A confusão entre política fiscal e política monetária: o equívoco estrutural do discurso político brasileiro
A ministra Gleisi Hoffmann deu declaração sobre a atuação do Banco Central, nos anos Galípolo:
“O economista Armínio Fraga, que já defendeu até o congelamento do salário-mínimo para cortar gastos do governo, agora quer um ‘cavalo de pau’ na política fiscal que ele chama de ‘suicida’. E ainda diz que a Selic a 15% é apenas ‘um sintoma’ da questão fiscal, quando na verdade é a causa principal do aumento da dívida pública.

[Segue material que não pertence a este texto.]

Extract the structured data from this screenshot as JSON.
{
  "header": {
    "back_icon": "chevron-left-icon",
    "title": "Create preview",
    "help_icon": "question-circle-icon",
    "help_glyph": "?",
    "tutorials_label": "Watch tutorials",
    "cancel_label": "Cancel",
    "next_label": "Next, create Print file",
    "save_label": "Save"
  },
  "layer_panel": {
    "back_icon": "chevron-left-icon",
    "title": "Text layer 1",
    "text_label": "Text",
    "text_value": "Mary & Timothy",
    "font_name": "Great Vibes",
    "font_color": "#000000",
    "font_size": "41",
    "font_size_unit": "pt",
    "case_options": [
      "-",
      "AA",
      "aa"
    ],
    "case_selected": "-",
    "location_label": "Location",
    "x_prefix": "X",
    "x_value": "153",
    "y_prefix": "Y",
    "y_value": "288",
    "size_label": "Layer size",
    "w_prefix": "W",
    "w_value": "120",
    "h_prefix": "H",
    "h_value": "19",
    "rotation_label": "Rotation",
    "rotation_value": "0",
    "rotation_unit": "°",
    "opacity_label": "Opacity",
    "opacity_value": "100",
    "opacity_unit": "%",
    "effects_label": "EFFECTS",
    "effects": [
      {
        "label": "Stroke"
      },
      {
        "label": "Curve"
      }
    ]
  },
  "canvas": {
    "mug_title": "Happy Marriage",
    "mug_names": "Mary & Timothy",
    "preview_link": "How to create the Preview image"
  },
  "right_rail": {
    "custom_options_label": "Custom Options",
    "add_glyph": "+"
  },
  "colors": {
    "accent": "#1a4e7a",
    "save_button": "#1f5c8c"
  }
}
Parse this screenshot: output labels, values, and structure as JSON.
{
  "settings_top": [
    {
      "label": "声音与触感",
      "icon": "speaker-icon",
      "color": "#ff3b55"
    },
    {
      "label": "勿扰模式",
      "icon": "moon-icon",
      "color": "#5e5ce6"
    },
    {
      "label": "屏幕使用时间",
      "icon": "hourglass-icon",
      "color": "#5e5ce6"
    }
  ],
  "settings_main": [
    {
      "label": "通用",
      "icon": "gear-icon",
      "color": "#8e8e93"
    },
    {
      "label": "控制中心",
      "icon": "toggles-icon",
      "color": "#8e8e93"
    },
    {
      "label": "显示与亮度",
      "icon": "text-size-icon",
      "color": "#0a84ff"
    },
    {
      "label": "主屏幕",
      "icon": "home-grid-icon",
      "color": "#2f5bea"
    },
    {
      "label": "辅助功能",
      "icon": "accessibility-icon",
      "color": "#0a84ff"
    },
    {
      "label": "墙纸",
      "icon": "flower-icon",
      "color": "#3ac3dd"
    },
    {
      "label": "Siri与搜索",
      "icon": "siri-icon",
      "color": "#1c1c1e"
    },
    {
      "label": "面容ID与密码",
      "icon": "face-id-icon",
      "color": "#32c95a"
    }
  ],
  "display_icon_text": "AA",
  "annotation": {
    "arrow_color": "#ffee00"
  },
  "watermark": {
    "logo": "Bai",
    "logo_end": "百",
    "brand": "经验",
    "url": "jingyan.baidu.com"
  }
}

É bem diferente do que pensa a economista Teresa Ter-Minasian, do FMI, a quem Armínio tinha de prestar contas quando foi presidente do Banco Central. ‘Não acho que o Brasil tenha risco de crise fiscal nos próximos tempos. O que me preocupa é o fato de os juros continuarem ocupando uma parcela muito grande do espaço fiscal’, disse ela ao jornal O Público, de Lisboa.
Nada justifica os juros estratosféricos, muito menos o terrorismo fiscal. Quem hoje fala em crise fiscal e cobra corte de gastos deve ser lembrado do que aconteceu no governo em que Armínio Fraga presidiu o BC: a carga tributária subiu de 26% do PIB para 32%, a dívida pública passou de 35% do PIB para 60% e o país sofreu com recorde de juros reais”.
Já ouvi comentários de bastidores e na imprensa de que “Lula aceita que batam em Galípolo, mas ele mesmo não baterá”. Isto representa uma dinâmica complexa na política econômica do governo, pois embora tenha manifestado total confiança em Gabriel Galípolo, seu indicado para a presidência do Banco Central (BC), o presidente Lula permitiria que outros membros do governo pressionassem o presidente do BC. Não há fonte que confirme a hipótese, mas não devemos fechar os olhos para o fato de que a estocada de Gleisi é uma demonstração que trilha este caminho, muito embora o alvo seja um ex-presidente do BC, e não o atual. Ambos, o ex e o atual, se perguntados sobre o que pensam sobre a situação fiscal e monetária atual, não devem ter grandes divergências.

Imagem feita com auxílio de IA
A manifestação de Gleisi Hoffmann é, vamos e venhamos, apenas uma peça de retórica – não pela clareza, mas pela confusão. Não esqueçamos: ela foi presidente de um partido que há duas décadas participa da condução econômica do país e que conseguiu transformar a distinção entre política fiscal e política monetária num novelo de mal-entendidos.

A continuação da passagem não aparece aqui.